Updated on: June 15, 2020

COVID-19: Do you have “thinkihadititis?”

Original story posted on: June 12, 2020

There is no ICD-10-CM code for it.

 EDITOR’S NOTE: The following article by Dr. Remer is from her recent “TalkBack” segment on the Talk Ten Tuesdays broadcast.

Thinkihadittis is a condition that afflicts people who have experienced COVID-like illness, making them think they had it already. They fluctuate between exhilaration, presuming that they have beaten the disease, and the anxiety of possibly having been a vector, giving it to other people unknowingly.

Until May 14, I suffered from this condition.

I flew to Maui from Cleveland on March 3 and found myself ill upon arrival. I felt like I had been run over by a truck for five days, and had bronchitis-type symptoms. I tried to isolate. I didn’t shake hands or hug anyone. We really didn’t do any activities for the first week, because I was not feeling up to it. My infectious disease doctor friend pooh-poohed it, saying it was the flu.

We flew to Oahu at the end of the week. Have you ever been to Pearl Harbor? You move through the exhibits with huge masses of people, many of whom are masked, because they know better. There are buttons to push and knobs to turn. I used hand sanitizer the same as I always do, but in retrospect, I worry. Did I do enough?

Fortunately, Hawaii seems to have been relatively spared from the worst of the pandemic. They have had fewer than a thousand cases. So I guess I wasn’t COVID-19 Typhoid Mary, like you suggested, Ron Hirsch!

We returned home on March 13, and the world imploded on March 15. My older son came back home from New York City suffering from thinkihadititis. In February, he went on a vacation to Spain and had a febrile respiratory illness, with loss of taste and smell. He knows he has been exposed multiple times since then. My younger son had four weeks of GI symptoms, which the gastroenterologist said was likely COVID-19.

On May 14, the results of my antibody test came back positive. It affirmed what I already knew – I had it. I am grateful that I did. The stress of life right now – dealing with the pandemic, unprecedented economic turmoil, worrying about all loved ones (I haven’t seen my father in his assisted living since mid-March) was more than enough for me, without the uncertainty of waiting for the COVID-19 shoe to drop. I sympathize with those of you who haven’t recovered from it yet.

Unfortunately, the rest of my family’s serology results came back negative. There are some major concerns about the accuracy of antibody tests, so I’m not sure what this means.

However, I had been doing all of the shopping, cooking, cleaning, and interacting with the outside world for my household, and I will continue to do so. I firmly believe that social distancing and hygienic practices flattened the curve.

I hope there is some degree of immunity, but the duration is unknown, so I know it is possible I could get it again someday. But even if I had permanent immunity, have you seen the Japanese video simulating a man spreading germs under fluorescent lighting? They say the transmission is most common via person-to-person aerosol and not from objects, but I think it is similar to other viruses.

If I went to the grocery store and got contaminated with viral particles, I might not contract the illness again, but I could spread the virus to my family if I didn’t practice good handwashing. It is incumbent upon all of us to be responsible and act as though we could be the vector, even if we are immune.

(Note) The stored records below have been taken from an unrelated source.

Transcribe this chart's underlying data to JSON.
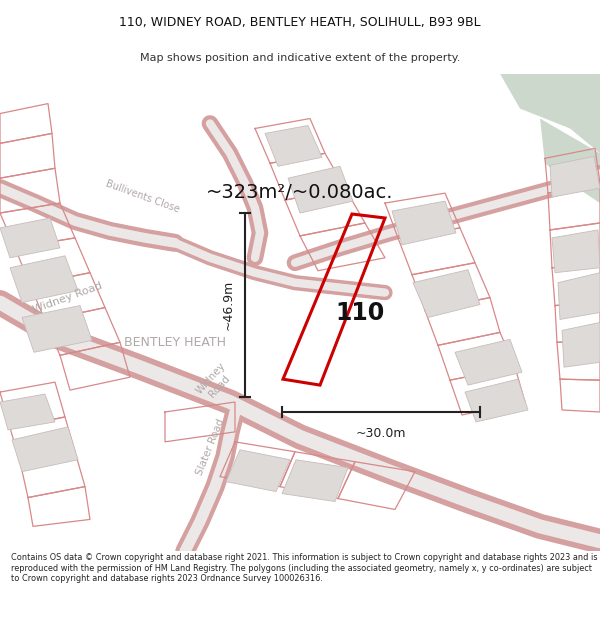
{
  "title_line1": "110, WIDNEY ROAD, BENTLEY HEATH, SOLIHULL, B93 9BL",
  "title_line2": "Map shows position and indicative extent of the property.",
  "area_text": "~323m²/~0.080ac.",
  "width_text": "~30.0m",
  "height_text": "~46.9m",
  "number_text": "110",
  "area_label": "BENTLEY HEATH",
  "footer_text": "Contains OS data © Crown copyright and database right 2021. This information is subject to Crown copyright and database rights 2023 and is reproduced with the permission of HM Land Registry. The polygons (including the associated geometry, namely x, y co-ordinates) are subject to Crown copyright and database rights 2023 Ordnance Survey 100026316.",
  "bg_color": "#f0eeee",
  "green_color": "#cdd8cd",
  "road_outer": "#d4a0a0",
  "road_inner": "#ede8e8",
  "plot_edge": "#cc0000",
  "bldg_face": "#dedad8",
  "bldg_edge": "#c8bcbc",
  "dim_color": "#222222",
  "road_label": "#b0a8a8",
  "text_color": "#111111"
}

I was petrified when I watched the news this week. I understand the need to protest, and everyone wants to get back to work. Wearing a mask and adhering to social distancing is not an affront to your freedom; it is caring for others. We are morally responsible for each other. I am paraphrasing Hillel, who said, “If I am not for myself, then who will be for me? If I am only for myself, what kind of person am I?”

Please be safe and take care of each other and yourselves.



Erica E. Remer, MD, CCDS

Erica Remer, MD, CCDS has a unique perspective as a practicing emergency physician for 25 years, with extensive coding, clinical documentation improvement (CDI), and ICD-10 expertise. As a physician advisor for University Hospitals Health System in Cleveland, Ohio for four years, she has trained 2,700 providers in ICD-10, closed hundreds of queries, fought numerous DRG clinical determination and medical necessity denials, and educated CDI specialists and healthcare providers with engaging, case-based presentations. She transitioned to independent consulting in July 2016. Dr. Remer is a member of the ICD10monitor editorial board and the co-host of Talk Ten Tuesdays. She is also on the board of directors of the American College of Physician Advisors.